Eamonn O'Neill, Cityware's director, said: "The objective is not to track individuals, whether by Bluetooth or any other means. We are interested in the aggregate behaviour of city dwellers as a whole. The notion that any agency would seriously consider Bluetooth scanning as a surveillance technique is ludicrous.
But privacy experts disagree, pointing out that Bluetooth signals are assigned code names that can, to varying degrees, indicate a person's identity.
Many people use pseudonyms, nicknames, initials, or abbreviations to identify their Bluetooth signals. Cityware's scanners are also picking up signals that are listed using people's full name, email address and telephone numbers."

A discussão reportada acima mostra como se costuma identificar vigilância à violação de privacidade e à identificação pessoal, enquanto os novos dispositivos de vigilância digital envolvem modos bem mais sutis e complexos de rastreamento, monitoramento e classificação das ações e informações individuais, os quais muitas vezes não violam a privacidade no sentido convencional do termo, mas nem por isso deixam de ter efeitos de controle sobre as ações e escolhas possíveis dos indivíduos. Procuro enfrentar essa questão no meu último texto sobre este tema.

segunda-feira, 21 de julho de 2008

Intelligent Video Surveillance



A Paola Barreto, num comentário ao meu último post sobre a Axis Communication, chamou atenção para as vantagens adicionais das câmeras IP, que adiciona "inteligência" à vídeo-vigilância:
"uma das vantagens oferecidas pelos sistemas de videovigilância desenvolvidos por eles é a inteligência colocada no nível da câmera, e não dos gravadores de vídeo. Isto significa economia de espaço de armazenamento (uma das grandes questões trazidas pelo registro incessante de imagens) e de tempo para navegação pelas imagens armazenadas. As câmeras IP podem ser habilitadas para determinar se um evento tem relevância e merece ser enviado - para um central de monitoração, para um celular ou para a web."

Venho postando sobre alguns projetos que mostram como a adição de uma camada cognitiva à vídeo-vigilância vem sendo promulgada como a cereja do bolo das "soluções" de vigilância e segurança.
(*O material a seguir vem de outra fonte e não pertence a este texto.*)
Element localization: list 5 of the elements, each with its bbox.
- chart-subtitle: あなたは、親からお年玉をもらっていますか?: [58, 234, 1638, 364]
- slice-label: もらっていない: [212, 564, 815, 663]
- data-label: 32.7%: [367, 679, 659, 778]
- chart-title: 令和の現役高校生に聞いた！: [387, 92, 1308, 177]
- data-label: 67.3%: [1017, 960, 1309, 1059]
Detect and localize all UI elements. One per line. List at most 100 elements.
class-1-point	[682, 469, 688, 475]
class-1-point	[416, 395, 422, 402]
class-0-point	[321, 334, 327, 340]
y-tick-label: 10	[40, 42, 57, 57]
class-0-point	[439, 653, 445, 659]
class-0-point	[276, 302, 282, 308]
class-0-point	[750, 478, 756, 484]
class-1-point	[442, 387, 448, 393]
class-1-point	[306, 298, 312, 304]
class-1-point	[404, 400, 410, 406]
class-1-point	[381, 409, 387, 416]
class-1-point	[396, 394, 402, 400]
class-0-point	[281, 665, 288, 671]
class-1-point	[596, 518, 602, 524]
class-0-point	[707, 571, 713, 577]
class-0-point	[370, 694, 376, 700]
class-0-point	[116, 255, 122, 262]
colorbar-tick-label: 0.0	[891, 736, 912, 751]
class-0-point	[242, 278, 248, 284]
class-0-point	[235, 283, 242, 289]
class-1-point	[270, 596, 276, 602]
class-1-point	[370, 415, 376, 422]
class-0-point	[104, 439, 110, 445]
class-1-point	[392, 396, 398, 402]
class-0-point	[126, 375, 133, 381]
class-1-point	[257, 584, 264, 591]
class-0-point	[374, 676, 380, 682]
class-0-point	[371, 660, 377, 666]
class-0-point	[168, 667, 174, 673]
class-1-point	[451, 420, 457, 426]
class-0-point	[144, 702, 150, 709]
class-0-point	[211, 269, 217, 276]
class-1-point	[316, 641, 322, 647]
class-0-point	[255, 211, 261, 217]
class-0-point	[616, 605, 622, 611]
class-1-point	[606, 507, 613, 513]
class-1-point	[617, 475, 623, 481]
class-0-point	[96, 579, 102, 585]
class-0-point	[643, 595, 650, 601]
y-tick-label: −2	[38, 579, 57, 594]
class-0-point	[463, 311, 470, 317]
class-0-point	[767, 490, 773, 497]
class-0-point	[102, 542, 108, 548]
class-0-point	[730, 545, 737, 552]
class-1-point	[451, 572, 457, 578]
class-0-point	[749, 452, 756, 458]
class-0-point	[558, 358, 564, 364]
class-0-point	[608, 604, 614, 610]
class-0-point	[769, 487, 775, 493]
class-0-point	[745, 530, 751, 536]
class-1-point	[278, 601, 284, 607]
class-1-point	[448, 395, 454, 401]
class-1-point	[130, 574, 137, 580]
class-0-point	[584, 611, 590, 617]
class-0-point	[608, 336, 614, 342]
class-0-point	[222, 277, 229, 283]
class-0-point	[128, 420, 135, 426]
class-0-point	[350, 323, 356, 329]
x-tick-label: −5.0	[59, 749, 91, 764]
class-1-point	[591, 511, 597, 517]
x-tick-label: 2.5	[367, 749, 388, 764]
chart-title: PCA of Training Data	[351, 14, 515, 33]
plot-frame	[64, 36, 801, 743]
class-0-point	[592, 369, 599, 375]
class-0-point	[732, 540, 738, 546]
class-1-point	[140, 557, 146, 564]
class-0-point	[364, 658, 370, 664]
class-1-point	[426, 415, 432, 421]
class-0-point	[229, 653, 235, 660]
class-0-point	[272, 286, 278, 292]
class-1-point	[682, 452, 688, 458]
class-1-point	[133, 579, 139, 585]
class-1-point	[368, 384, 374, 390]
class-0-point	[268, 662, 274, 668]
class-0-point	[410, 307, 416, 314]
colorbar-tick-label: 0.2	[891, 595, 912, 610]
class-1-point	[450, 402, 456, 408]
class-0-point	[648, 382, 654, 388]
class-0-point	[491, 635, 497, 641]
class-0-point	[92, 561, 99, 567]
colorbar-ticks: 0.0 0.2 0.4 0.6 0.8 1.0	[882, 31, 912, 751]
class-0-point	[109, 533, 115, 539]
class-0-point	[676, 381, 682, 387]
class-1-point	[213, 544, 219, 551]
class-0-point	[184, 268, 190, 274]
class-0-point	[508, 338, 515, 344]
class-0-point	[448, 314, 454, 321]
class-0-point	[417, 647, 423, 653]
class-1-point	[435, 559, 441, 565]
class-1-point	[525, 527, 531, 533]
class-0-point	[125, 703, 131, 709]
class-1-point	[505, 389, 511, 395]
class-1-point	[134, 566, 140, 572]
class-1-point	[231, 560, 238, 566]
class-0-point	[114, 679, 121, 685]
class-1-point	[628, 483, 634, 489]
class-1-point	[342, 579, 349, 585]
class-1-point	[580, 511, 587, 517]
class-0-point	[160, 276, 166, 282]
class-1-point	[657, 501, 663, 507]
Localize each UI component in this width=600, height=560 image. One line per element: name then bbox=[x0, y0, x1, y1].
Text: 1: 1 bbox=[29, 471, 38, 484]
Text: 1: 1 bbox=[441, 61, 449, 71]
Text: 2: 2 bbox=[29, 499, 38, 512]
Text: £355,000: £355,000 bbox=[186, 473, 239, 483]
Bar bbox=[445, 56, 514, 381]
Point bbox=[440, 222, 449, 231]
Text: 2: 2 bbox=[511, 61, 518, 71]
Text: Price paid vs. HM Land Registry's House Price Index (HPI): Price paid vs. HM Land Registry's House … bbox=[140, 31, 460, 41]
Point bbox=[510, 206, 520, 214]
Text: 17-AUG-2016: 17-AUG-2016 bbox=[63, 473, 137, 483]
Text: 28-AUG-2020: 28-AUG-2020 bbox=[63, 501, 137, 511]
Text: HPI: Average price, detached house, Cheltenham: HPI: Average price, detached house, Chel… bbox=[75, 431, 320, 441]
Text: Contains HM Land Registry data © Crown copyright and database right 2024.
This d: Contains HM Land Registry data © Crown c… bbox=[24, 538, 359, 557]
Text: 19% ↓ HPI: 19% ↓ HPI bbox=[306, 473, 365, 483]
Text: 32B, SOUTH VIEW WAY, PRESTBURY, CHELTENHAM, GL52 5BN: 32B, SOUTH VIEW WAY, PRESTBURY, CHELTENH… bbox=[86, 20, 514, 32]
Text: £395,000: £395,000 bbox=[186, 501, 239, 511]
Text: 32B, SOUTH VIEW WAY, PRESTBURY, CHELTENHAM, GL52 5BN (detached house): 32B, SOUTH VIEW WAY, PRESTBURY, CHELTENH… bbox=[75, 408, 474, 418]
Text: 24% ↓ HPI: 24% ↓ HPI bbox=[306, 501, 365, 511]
As implicações biopolíticas, estéticas e subjetivas dessa vídeo-vigilância inteligente são inúmeras e a mesma Paola vem fazendo ótima pesquisa sobre o tema. Comenta em seu blog o revelador Caviar Test Case Scenarios, um programa de treinamento e aprendizagem de vídeo-vigilância com a finalidade de reconhecer situações e padrões comportamentais suspeitos. Economia da atenção, inteligência artificial preventiva e escopofilia da suspeita no mercado das soluções de vídeo-vigilância. Em breve nas ruas.

sábado, 29 de março de 2008

YouTube, monitoramento e marketing


Uma nova ferramenta no YouTube permite que os acessos aos vídeos sejam monitorados por seus criadores, que poderão saber onde e quando eles foram assistidos. O programa, chamado YouTube Insight, foi anunciado como mais um instrumento de marketing para que seus utlilizadores e anunciantes monitorem sua popularidade. Mais um exemplo de naturalização do monitoramento como prática cotidiana e estendida a "todos". Trata-se também de mais uma aplicação do "It's not surveillance, it's marketing!"; como se esses dois mecanismos pudessem ser claramente diferenciados hoje.
Mais detalhes no The New York Times.

segunda-feira, 26 de novembro de 2007

Restaurante do futuro e vigilância


Um restaurante universitário na Holanda - o Restaurante do Futuro - monitora os seus clientes por meio de câmeras, sensores e softwares num projeto científico que visa compreender as razões dos hábitos alimentares e os meios de influenciá-los. Dentre os dispositivos de monitoramento e vigilância estão, por exemplo, cadeiras com sensores de batimento cardíaco, softwares capazes de detectar e analisar as expressões faciais durante as refeições e diante de certos estímulos planejadamente 'disparados' no ambiente, câmeras de vigilância com controle de zoom, permitindo monitorar remota e minuciosamente uma refeição e ver em que ordem se come os alimentos, o que é deixado no prato etc. A matéria e as imagens são do The New York Times.